Password: jnoun-admin-2022
Step 4: Locate Encrypted Flag Data
By tracing string references in the IROM literal pools, I found the flag decryption infrastructure:
- 8 small encrypted blocks (4 bytes each) at DROM addresses
0x3f412e38-0x3f412e54 - 8 large encrypted blocks (alternating 16 and 32 bytes) at
0x3f412d78-0x3f412e28 - An XOR decryption function at
0x400de16c
Step 5: Reverse the XOR Key Derivation
The function at 0x400de16c XOR-decrypts the 8 small blocks with hardcoded per-block keys:
; Block 0: data from 0x3f412e54, XOR key 0x38
l32r a9, [0x3f412e54]
l8ui a9, a9, 0
movi.n a10, 0x38
xor a9, a9, a10
s8i a9, a2, 0 ; write to output buffer
; Block 1: data from 0x3f412e50, XOR key 0xe7
; ... (same pattern for all 8 blocks)
| Block | Source Address | XOR Key |
|---|---|---|
| 0 | 0x3f412e54 | 0x38 |
| 1 | 0x3f412e50 | 0xe7 |
| 2 | 0x3f412e4c | 0x91 |
| 3 | 0x3f412e48 | 0xf7 |
| 4 | 0x3f412e44 | 0x10 |
| 5 | 0x3f412e40 | 0x6b |
| 6 | 0x3f412e3c | 0x74 |
| 7 | 0x3f412e38 | 0x96 |
XOR-decrypting these 8 blocks produces a 32-byte AES-256 key.
Step 6: AES-256-CBC Decryption
The large encrypted blocks are structured as alternating (16-byte IV, 32-byte ciphertext) pairs. Using the derived AES key with CBC mode:
from Crypto.Cipher import AES
# Derived 32-byte key from XOR step
key = bytes([...]) # 32 bytes
# For each flag: (IV_address, CT_address)
flag_pairs = [
(0x3f412e28, 0x3f412e08), # Flag 0
(0x3f412df8, 0x3f412dd8), # Flag 1
(0x3f412dc8, 0x3f412da8), # Flag 2
(0x3f412d98, 0x3f412d78), # Flag 3
]
for iv_addr, ct_addr in flag_pairs:
iv = read_drom(iv_addr, 16)
ct = read_drom(ct_addr, 32)
cipher = AES.new(key, AES.MODE_CBC, iv=iv)

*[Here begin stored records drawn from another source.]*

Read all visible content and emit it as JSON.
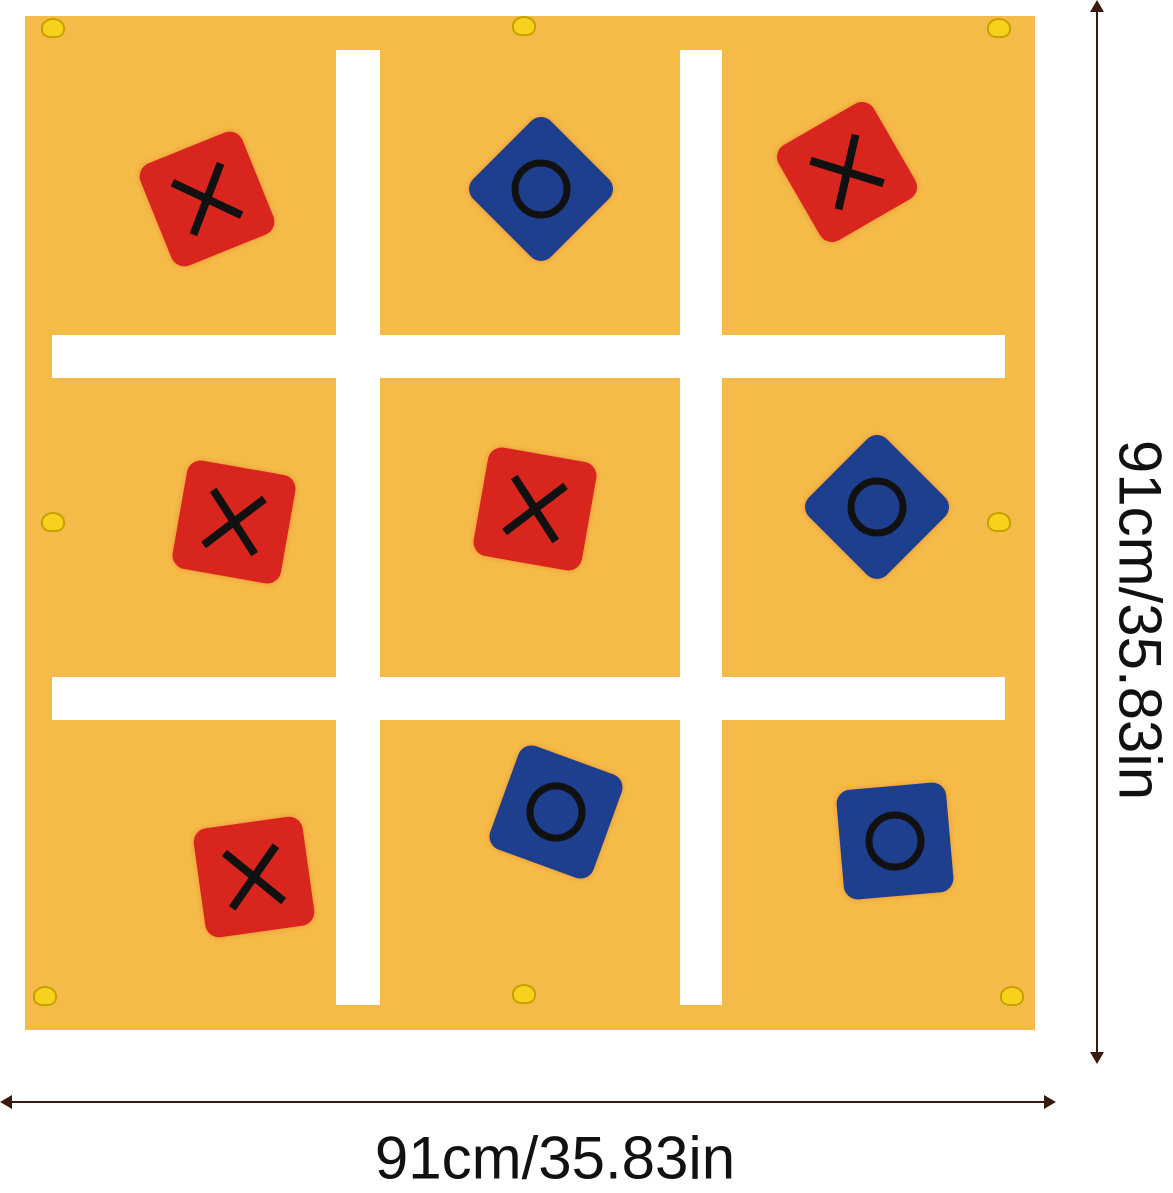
{
  "board": {
    "cells": [
      "X",
      "O",
      "X",
      "X",
      "X",
      "O",
      "X",
      "O",
      "O"
    ]
  },
  "colors": {
    "mat": "#F5BB48",
    "x_bag": "#D8261F",
    "o_bag": "#1E3E8E",
    "lines": "#FFFFFF",
    "symbol": "#111111"
  },
  "dimensions": {
    "width_label": "91cm/35.83in",
    "height_label": "91cm/35.83in"
  }
}
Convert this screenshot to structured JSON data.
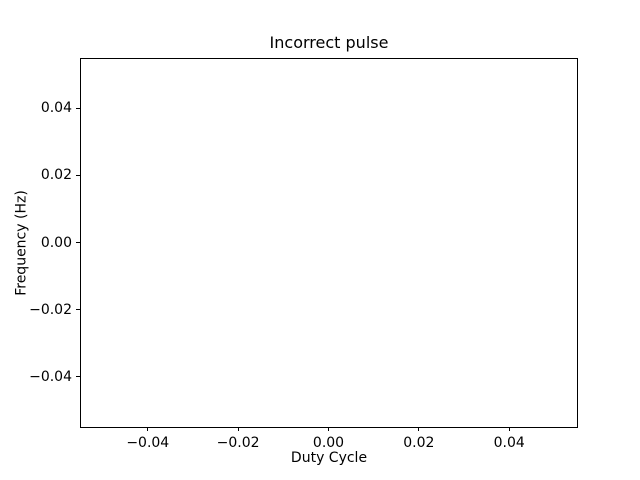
{
  "chart_data": {
    "type": "line",
    "title": "Incorrect pulse",
    "xlabel": "Duty Cycle",
    "ylabel": "Frequency (Hz)",
    "xlim": [
      -0.055,
      0.055
    ],
    "ylim": [
      -0.055,
      0.055
    ],
    "xticks": [
      -0.04,
      -0.02,
      0.0,
      0.02,
      0.04
    ],
    "yticks": [
      -0.04,
      -0.02,
      0.0,
      0.02,
      0.04
    ],
    "xtick_labels": [
      "−0.04",
      "−0.02",
      "0.00",
      "0.02",
      "0.04"
    ],
    "ytick_labels": [
      "−0.04",
      "−0.02",
      "0.00",
      "0.02",
      "0.04"
    ],
    "series": [],
    "grid": false,
    "legend": null,
    "background_color": "#ffffff",
    "spine_color": "#000000",
    "text_color": "#000000"
  }
}
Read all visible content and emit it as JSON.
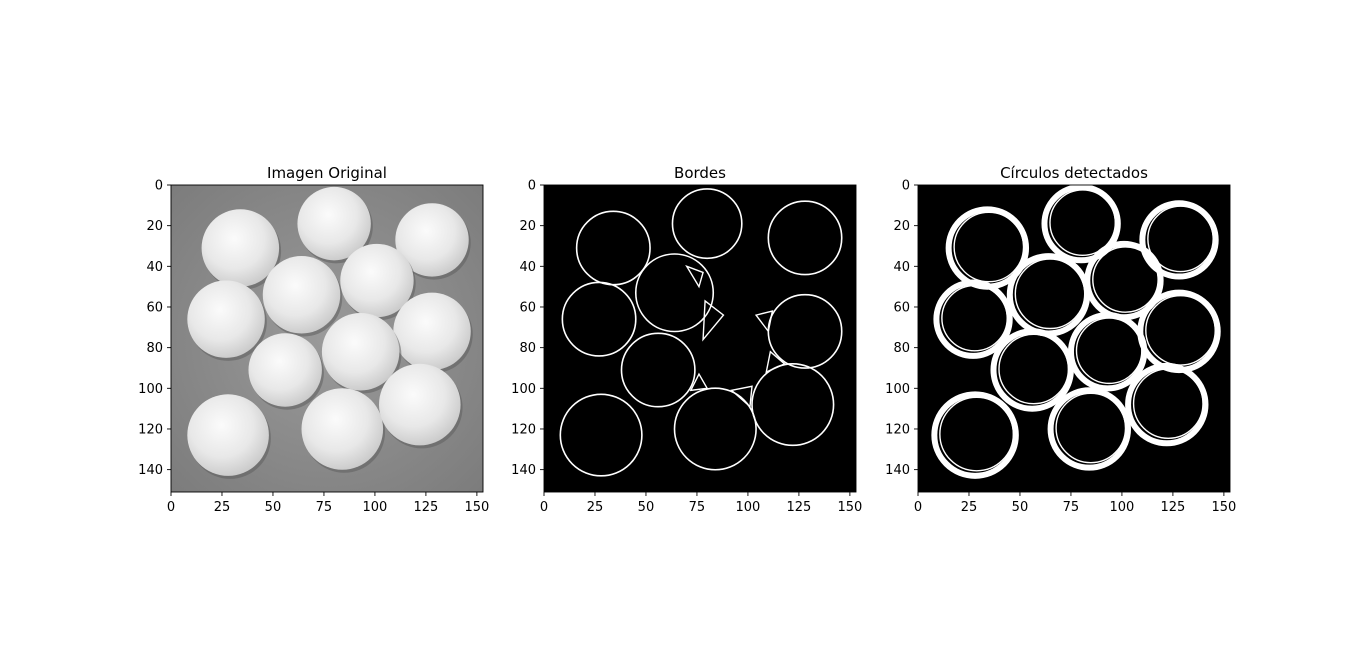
{
  "chart_data": [
    {
      "type": "image",
      "title": "Imagen Original",
      "xlim": [
        0,
        153
      ],
      "ylim": [
        151,
        0
      ],
      "xticks": [
        0,
        25,
        50,
        75,
        100,
        125,
        150
      ],
      "yticks": [
        0,
        20,
        40,
        60,
        80,
        100,
        120,
        140
      ],
      "background": "#8c8c8c",
      "circles": [
        {
          "cx": 34,
          "cy": 31,
          "r": 19
        },
        {
          "cx": 80,
          "cy": 19,
          "r": 18
        },
        {
          "cx": 128,
          "cy": 27,
          "r": 18
        },
        {
          "cx": 64,
          "cy": 54,
          "r": 19
        },
        {
          "cx": 101,
          "cy": 47,
          "r": 18
        },
        {
          "cx": 27,
          "cy": 66,
          "r": 19
        },
        {
          "cx": 128,
          "cy": 72,
          "r": 19
        },
        {
          "cx": 56,
          "cy": 91,
          "r": 18
        },
        {
          "cx": 93,
          "cy": 82,
          "r": 19
        },
        {
          "cx": 28,
          "cy": 123,
          "r": 20
        },
        {
          "cx": 84,
          "cy": 120,
          "r": 20
        },
        {
          "cx": 122,
          "cy": 108,
          "r": 20
        }
      ]
    },
    {
      "type": "image",
      "title": "Bordes",
      "xlim": [
        0,
        153
      ],
      "ylim": [
        151,
        0
      ],
      "xticks": [
        0,
        25,
        50,
        75,
        100,
        125,
        150
      ],
      "yticks": [
        0,
        20,
        40,
        60,
        80,
        100,
        120,
        140
      ],
      "background": "#000000",
      "circles": [
        {
          "cx": 34,
          "cy": 31,
          "r": 18
        },
        {
          "cx": 80,
          "cy": 19,
          "r": 17
        },
        {
          "cx": 128,
          "cy": 26,
          "r": 18
        },
        {
          "cx": 64,
          "cy": 53,
          "r": 19
        },
        {
          "cx": 27,
          "cy": 66,
          "r": 18
        },
        {
          "cx": 128,
          "cy": 72,
          "r": 18
        },
        {
          "cx": 56,
          "cy": 91,
          "r": 18
        },
        {
          "cx": 28,
          "cy": 123,
          "r": 20
        },
        {
          "cx": 84,
          "cy": 120,
          "r": 20
        },
        {
          "cx": 122,
          "cy": 108,
          "r": 20
        }
      ],
      "triangles": [
        [
          [
            70,
            40
          ],
          [
            78,
            43
          ],
          [
            76,
            50
          ]
        ],
        [
          [
            79,
            57
          ],
          [
            88,
            64
          ],
          [
            78,
            76
          ]
        ],
        [
          [
            104,
            64
          ],
          [
            112,
            62
          ],
          [
            110,
            72
          ]
        ],
        [
          [
            111,
            82
          ],
          [
            118,
            88
          ],
          [
            109,
            92
          ]
        ],
        [
          [
            76,
            93
          ],
          [
            80,
            100
          ],
          [
            72,
            101
          ]
        ],
        [
          [
            92,
            101
          ],
          [
            102,
            99
          ],
          [
            101,
            109
          ]
        ]
      ]
    },
    {
      "type": "image",
      "title": "Círculos detectados",
      "xlim": [
        0,
        153
      ],
      "ylim": [
        151,
        0
      ],
      "xticks": [
        0,
        25,
        50,
        75,
        100,
        125,
        150
      ],
      "yticks": [
        0,
        20,
        40,
        60,
        80,
        100,
        120,
        140
      ],
      "background": "#000000",
      "circles": [
        {
          "cx": 34,
          "cy": 31,
          "r": 18
        },
        {
          "cx": 80,
          "cy": 19,
          "r": 17
        },
        {
          "cx": 128,
          "cy": 27,
          "r": 17
        },
        {
          "cx": 64,
          "cy": 54,
          "r": 18
        },
        {
          "cx": 101,
          "cy": 47,
          "r": 17
        },
        {
          "cx": 27,
          "cy": 66,
          "r": 17
        },
        {
          "cx": 128,
          "cy": 72,
          "r": 18
        },
        {
          "cx": 56,
          "cy": 91,
          "r": 18
        },
        {
          "cx": 93,
          "cy": 82,
          "r": 17
        },
        {
          "cx": 28,
          "cy": 123,
          "r": 19
        },
        {
          "cx": 84,
          "cy": 120,
          "r": 18
        },
        {
          "cx": 122,
          "cy": 108,
          "r": 18
        }
      ]
    }
  ]
}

flag = cipher.decrypt(ct) # Remove PKCS7 padding
print(flag)
Decrypted Flags
FLAG 0: ESPILON{Jn0un3d_4dM1N}
FLAG 1: ESPILON{802_11_tx_jnned}
FLAG 2: ESPILON{Adm1n_4r3_jn0uned}
FLAG 3: ESPILON{Jn0un3d_UDP_Pr0t0c0l}
Flag
ESPILON{Jn0un3d_4dM1N}
Tools Used
- Python 3 with Capstone (Xtensa disassembly)
- PyCryptodome (AES decryption)
strings,xxd,file(initial recon)
Key Takeaways
- ESP32 uses Xtensa LX6 with a windowed register ABI —
call8shifts registers by 8, so function arguments map differently than in conventional calling conventions. l32ris the primary way Xtensa loads constants — it reads from a literal pool at a negative PC-relative offset. Following these pointers is essential for resolving string and data references.- The firmware used a two-layer encryption scheme: XOR to derive an AES key, then AES-256-CBC with per-flag IVs to protect the actual flag strings.